And, yes, we do have a “wide and vast pornographic collection”: much of it is scattered, particularly amongst our assorted Art and Photography sub-sections, which include a book of glossy photos of ladies’ underwear for fetishists, along with the art-nude books, but most of it is in our Sex section (duh). The Sex section includes a giant book with a pink cover and an illustration of a penis, titled simply, “Penises”. Can’t tell you how much I love reshelving that title (which is to say, I tend to just leave it where it is). In addition to hosting the Kama Sutra, the section also holds a wide variety of sex guides, including, The Ultimate Guide to Anal Sex For Women. Well, it didn’t hold it last night, because we were out. And being that we were out, I gallantly volunteered to see if any of our other stores in the area had a copy.
The guy who answered the phone at our store on Wisconsin Avenue broke out laughing when he entered the inventory number in the computer and saw the title. He put me on hold for a far too brief time period, and I suspect he couldn’t keep from laughing long enough to actually go check the shelf. I had a rather similar experience from the next two stores I called — one poor guy made it sound like the Devil would steal his soul if he ventured into their Sex section, and couldn’t find someone to check for him — but on my fourth call, I hit pay dirt.

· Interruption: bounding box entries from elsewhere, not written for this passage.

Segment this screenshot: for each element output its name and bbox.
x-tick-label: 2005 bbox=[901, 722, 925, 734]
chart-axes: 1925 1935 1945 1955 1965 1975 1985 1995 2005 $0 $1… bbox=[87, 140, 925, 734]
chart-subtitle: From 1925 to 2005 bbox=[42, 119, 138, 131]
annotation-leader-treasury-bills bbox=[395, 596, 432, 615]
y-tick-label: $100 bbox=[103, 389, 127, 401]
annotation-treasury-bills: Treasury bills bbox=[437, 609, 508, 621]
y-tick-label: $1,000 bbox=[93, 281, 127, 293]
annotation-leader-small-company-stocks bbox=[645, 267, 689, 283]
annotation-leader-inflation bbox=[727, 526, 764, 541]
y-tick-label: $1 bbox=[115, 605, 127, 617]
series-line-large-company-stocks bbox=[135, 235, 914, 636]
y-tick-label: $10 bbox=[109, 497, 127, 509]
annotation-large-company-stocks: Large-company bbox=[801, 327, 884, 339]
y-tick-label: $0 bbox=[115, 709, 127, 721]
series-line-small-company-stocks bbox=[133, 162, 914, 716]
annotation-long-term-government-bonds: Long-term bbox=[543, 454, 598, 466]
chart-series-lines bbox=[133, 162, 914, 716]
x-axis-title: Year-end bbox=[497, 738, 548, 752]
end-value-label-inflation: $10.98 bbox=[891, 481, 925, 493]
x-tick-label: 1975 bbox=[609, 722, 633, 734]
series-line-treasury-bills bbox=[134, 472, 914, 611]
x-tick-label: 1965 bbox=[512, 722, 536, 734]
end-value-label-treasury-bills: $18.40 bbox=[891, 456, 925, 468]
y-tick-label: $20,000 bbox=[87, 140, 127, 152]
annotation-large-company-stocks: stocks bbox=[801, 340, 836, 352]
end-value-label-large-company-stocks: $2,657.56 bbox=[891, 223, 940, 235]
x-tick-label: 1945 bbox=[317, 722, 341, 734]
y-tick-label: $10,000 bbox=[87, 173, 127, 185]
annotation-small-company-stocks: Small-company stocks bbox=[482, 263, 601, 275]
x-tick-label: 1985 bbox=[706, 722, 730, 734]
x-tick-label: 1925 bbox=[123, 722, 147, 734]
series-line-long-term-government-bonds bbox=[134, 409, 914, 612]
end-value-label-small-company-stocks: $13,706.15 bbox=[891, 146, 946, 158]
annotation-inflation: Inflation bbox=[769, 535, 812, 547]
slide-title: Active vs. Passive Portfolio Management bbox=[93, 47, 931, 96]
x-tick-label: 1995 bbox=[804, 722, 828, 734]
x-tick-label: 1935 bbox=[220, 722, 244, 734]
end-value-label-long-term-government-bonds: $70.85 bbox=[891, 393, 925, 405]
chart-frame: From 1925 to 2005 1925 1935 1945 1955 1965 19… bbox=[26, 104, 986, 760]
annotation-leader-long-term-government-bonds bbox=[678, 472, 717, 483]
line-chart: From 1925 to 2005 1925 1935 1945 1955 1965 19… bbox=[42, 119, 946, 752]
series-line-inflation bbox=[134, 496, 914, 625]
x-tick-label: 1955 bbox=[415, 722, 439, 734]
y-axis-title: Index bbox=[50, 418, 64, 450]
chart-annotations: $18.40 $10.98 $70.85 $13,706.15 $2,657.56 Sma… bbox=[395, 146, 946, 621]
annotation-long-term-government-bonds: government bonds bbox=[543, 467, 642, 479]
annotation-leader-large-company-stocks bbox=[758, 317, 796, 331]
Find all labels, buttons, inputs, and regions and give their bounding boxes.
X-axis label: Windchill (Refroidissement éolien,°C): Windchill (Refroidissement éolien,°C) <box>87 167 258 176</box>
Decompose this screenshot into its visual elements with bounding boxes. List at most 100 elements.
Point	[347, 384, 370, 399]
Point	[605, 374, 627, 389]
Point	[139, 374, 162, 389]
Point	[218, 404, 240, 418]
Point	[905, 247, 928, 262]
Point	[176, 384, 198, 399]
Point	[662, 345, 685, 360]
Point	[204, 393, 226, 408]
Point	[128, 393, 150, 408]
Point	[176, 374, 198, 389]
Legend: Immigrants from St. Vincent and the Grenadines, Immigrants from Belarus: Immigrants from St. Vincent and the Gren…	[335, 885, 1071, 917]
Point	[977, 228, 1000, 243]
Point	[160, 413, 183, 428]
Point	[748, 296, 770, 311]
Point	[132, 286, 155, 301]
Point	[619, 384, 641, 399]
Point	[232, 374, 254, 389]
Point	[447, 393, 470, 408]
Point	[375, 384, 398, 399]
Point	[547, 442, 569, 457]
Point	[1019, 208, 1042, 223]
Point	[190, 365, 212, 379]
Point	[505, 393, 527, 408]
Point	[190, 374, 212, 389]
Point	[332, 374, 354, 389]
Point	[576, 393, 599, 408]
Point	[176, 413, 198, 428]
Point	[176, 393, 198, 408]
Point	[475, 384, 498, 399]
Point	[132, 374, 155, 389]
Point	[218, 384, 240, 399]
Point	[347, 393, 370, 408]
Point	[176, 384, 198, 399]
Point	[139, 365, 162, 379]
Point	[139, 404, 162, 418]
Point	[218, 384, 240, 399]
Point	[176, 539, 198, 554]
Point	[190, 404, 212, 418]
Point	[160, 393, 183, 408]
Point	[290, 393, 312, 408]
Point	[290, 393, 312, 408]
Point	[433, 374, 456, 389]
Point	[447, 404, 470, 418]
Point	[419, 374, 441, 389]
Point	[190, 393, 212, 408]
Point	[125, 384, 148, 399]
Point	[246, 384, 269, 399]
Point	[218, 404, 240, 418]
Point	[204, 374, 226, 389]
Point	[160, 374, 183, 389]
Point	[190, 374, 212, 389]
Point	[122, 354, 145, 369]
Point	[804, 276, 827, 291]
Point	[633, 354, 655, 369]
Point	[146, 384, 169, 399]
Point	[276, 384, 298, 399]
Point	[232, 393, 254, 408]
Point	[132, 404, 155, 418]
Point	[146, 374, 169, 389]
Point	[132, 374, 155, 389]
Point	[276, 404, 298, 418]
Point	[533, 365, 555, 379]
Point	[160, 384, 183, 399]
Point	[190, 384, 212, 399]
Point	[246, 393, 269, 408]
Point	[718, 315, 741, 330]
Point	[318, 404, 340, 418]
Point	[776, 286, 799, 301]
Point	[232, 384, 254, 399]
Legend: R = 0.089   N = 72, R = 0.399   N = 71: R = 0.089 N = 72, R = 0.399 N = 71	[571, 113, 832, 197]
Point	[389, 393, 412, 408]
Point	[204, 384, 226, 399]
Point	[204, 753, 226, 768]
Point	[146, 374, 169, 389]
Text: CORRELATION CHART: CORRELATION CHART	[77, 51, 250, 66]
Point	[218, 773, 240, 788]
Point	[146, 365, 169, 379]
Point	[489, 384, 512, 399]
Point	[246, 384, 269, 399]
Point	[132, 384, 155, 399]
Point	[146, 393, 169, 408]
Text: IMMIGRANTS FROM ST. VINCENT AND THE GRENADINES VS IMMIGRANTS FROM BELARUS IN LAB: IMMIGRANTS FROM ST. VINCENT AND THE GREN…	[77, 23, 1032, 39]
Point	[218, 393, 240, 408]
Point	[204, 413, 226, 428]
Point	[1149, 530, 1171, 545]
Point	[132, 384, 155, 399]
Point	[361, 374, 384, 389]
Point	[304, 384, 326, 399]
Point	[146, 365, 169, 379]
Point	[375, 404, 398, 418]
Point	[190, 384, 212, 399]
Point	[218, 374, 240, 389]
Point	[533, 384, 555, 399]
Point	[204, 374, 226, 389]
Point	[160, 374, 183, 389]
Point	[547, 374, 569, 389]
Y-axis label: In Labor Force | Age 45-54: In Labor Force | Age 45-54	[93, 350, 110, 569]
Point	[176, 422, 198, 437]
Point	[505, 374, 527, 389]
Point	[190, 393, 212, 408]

Thank you, Alexa (made-up-name). Because I gave her the inventory number, and she pulled it up, and she was all-a-giggle, but not in a “I wouldn’t touch this book with a ten foot pole kind of way”, but a “Oh my god! That’s my favorite section!” My kind of lady. And thirty seconds later, she was back on the phone. “I’ve got it! And you owe me!”
Er, I do? Because, look: I am not the one trying to put my penis up this customer’s ass (not that I would object). As far as I’m concerned, the customer, or whomever’s penis the customer wants to put up her ass, owe Alexa for finding said book.
Well. Maybe it depends on how Alexa wants to be owed.
Sadly, the best part was the customer’s last name. Because I feel at least a bit of responsibility to keep things a little anonymous, I won’t be publishing it. Feel free to guess, however.